Electric rates may be increasing for many Kansas consumers. Why? To pay for a new coal-fired plant?
According to Notice of Public Hearings & Comment Period available at the Kansas Corporation Commission, the reasons Westar Energy cites as creating the need for a rate increase are repair costs from a recent ice storm, investments in new natural gas plants, and investments in wind energy.
It turns out that electricity generated by wind is expensive, even though the federal government pays producers $.015 for each kilowatt-hour of electricity generated by wind. (This payment, made through a tax credit, is set to expire at the end of this year unless the United States Congress extends it.)
In the Wichita Eagle article Residents bash Westar rate plan, we learn that people are angry over the proposed rate increase. Some are suffering a hardship with present rates. According to Rep. Oletha Faust-Goudeau, D-Wichita, presently running for the Kansas Senate, “When I’m (campaigning) door-to-door, people say they need help with the utilities.” A rate increase won’t help these people.
As our state, under the leadership of Governor Kathleen Sebelius, moves towards using even more wind power plus other expensive forms of energy, rates will have to increase further. At that time I would not be surprised to see programs put in place where taxpayers subsidize expensive energy costs for low-income households.

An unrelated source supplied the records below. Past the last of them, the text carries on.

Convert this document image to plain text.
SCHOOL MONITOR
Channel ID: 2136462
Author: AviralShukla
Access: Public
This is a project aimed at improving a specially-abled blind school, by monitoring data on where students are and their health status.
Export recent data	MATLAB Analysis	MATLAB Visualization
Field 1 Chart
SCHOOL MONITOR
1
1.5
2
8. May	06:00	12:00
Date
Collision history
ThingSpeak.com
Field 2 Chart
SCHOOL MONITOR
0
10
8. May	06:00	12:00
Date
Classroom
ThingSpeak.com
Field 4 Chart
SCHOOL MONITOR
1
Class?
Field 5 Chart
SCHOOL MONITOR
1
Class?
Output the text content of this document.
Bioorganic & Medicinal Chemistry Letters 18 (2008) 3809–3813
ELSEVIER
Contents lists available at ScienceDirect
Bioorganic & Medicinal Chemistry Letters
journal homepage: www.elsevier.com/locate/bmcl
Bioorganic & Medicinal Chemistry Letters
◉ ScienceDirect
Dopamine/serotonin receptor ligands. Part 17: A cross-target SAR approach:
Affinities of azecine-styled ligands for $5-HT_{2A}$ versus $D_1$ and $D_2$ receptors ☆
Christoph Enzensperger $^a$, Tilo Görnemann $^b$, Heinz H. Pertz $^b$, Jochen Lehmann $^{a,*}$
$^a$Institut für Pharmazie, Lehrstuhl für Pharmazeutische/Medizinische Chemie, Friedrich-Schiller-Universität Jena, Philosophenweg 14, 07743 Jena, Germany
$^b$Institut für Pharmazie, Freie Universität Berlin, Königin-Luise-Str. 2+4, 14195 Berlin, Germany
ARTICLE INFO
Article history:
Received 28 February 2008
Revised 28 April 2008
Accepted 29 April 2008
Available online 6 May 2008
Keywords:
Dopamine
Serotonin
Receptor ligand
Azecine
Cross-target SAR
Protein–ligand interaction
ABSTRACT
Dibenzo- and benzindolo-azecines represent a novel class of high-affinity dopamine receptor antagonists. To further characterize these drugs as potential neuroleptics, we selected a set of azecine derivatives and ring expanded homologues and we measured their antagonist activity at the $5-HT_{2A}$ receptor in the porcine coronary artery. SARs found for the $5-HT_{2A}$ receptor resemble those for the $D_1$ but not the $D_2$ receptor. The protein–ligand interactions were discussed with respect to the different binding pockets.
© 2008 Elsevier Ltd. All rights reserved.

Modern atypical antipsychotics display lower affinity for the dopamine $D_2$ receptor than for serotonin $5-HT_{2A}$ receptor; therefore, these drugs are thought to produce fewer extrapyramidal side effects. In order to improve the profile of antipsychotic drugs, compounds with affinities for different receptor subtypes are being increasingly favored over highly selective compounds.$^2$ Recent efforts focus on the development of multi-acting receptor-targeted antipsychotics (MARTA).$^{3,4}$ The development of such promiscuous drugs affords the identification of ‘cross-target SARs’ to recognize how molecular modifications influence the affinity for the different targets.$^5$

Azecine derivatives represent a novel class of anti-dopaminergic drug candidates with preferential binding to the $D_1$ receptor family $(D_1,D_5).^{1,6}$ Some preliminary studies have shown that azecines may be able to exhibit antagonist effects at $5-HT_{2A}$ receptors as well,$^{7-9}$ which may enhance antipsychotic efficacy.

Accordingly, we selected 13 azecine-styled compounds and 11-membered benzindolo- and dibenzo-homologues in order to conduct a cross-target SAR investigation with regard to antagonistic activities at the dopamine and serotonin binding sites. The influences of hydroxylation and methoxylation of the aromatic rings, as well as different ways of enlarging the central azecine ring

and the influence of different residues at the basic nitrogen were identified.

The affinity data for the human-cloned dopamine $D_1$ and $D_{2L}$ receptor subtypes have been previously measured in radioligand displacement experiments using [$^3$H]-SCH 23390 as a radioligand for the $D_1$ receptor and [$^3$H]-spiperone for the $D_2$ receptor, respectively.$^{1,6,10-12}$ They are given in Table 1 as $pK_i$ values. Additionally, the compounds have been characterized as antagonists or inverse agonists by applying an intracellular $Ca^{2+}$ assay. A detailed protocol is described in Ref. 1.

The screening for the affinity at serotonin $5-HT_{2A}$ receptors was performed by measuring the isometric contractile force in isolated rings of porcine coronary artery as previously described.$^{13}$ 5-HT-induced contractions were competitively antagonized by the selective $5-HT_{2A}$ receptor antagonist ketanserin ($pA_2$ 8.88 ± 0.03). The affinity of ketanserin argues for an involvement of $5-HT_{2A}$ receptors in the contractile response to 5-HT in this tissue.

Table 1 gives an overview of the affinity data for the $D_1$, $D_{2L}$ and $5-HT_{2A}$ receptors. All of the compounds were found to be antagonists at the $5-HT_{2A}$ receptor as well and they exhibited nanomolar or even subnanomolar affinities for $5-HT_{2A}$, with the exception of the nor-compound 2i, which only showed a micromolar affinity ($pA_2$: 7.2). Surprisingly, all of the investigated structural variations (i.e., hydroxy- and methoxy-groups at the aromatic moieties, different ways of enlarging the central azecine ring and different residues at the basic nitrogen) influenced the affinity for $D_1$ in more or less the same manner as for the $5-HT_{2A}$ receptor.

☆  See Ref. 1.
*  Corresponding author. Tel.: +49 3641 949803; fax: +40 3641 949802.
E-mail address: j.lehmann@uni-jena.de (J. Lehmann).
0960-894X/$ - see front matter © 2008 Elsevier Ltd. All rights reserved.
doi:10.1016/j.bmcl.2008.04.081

Westar probably is getting squeezed some even with the fuel surcharge that is now part of their billing. The cost of many of their raw inputs have risen dramatically over the last few years.
Uranium is up from its $6-7/lb bottom to around $64 currently. Natural gas which was $2-3 around the turn of the century is now in the $7-8 range and has been much higher recently. Everyone knows about oil.
Appalachian coal (eastern) has risen sharply also. Coal sourced from the Powder River Basin in Wyoming/Montana is probably the best value in energy. Too bad the wackos won’t let more coal plants be built that can source PRB coal.
A new nuclear plant would also be a good option for additional generating capacity. Even though uranium has risen 10-fold, the uranium itself is a relatively small part of the costs of a nuclear plant.